Yoksul bir halk. Açlıktan ve hijyensiz koşullardan dolayı salgın hastalıklarla boğuşuyor. Hikâye tam da burada tuhaflaşıyor; sefaletin ortasında herkes histerik bir şekilde dans etmeye başlıyor.
...Dönemin din adamları ve kiliseye göre salgın hastalığın ve ölümlerin sebebi ne olabilir?
tabii ki de dans :)
Onlara göre Tüm bu başa gelen kötü şeyler halkın dans etmesinden dolayı oluyor.

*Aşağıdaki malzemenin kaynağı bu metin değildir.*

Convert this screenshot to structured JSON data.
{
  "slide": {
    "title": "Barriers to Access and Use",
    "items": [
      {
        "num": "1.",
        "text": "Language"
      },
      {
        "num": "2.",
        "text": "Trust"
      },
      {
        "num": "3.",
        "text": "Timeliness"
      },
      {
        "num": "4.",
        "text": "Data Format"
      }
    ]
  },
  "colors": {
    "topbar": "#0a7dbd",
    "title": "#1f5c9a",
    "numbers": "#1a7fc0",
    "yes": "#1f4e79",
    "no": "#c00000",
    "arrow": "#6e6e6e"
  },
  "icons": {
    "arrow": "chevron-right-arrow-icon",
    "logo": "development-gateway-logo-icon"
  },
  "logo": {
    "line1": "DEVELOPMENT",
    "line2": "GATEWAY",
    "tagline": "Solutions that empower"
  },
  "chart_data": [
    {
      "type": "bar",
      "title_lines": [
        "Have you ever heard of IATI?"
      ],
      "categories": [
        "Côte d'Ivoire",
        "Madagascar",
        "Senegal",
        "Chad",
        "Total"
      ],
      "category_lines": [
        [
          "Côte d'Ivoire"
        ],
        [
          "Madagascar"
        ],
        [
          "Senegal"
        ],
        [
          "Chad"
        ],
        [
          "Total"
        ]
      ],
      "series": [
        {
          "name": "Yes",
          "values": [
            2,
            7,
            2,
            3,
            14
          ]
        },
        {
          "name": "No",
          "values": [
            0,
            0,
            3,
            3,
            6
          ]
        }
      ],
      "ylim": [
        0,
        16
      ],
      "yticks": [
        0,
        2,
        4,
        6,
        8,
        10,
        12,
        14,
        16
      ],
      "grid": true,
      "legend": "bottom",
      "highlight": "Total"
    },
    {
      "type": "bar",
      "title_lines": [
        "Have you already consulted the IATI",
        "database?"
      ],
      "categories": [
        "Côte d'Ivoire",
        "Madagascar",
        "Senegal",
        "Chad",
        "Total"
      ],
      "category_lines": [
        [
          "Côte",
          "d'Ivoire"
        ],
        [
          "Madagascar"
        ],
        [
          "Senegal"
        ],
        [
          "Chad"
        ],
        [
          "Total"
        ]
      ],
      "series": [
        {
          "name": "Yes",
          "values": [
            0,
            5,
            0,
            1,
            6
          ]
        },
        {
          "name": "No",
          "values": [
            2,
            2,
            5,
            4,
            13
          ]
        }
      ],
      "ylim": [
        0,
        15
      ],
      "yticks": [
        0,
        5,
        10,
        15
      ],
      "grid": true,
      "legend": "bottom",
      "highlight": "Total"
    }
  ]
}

Bu yüzden dans etmenin günah olduğuna, uğursuzluk getirdiğine dair vaazlar veriyorlar.
Peki Halk zor durumdayken din adamları nasıl diye sorarsanız;
Onların keyfi paşa da yok!
İnsanlara, 'günahlardan arınmak' ve 'Tanrı'nın sevgisini kazanmak' bahaneleriyle cennetten yer satmaya devam ediyorlar.
HALK SORGULAMADIĞI SÜRECE SORUN YOK!
Dansa Davet, endüljansı ironik, etkileyici hatta çarpıcı biçimde anlatıyor. Okurken yüzünüzde oluşan gülümseme bir süre sonra yerini inatçı bir acıya bırakıyor...
Kitap, Johnny Depp ve Juliette Binoche'un başrollerini paylaştığı Chocolat filminden bazı sahneleri hatırlattı bana.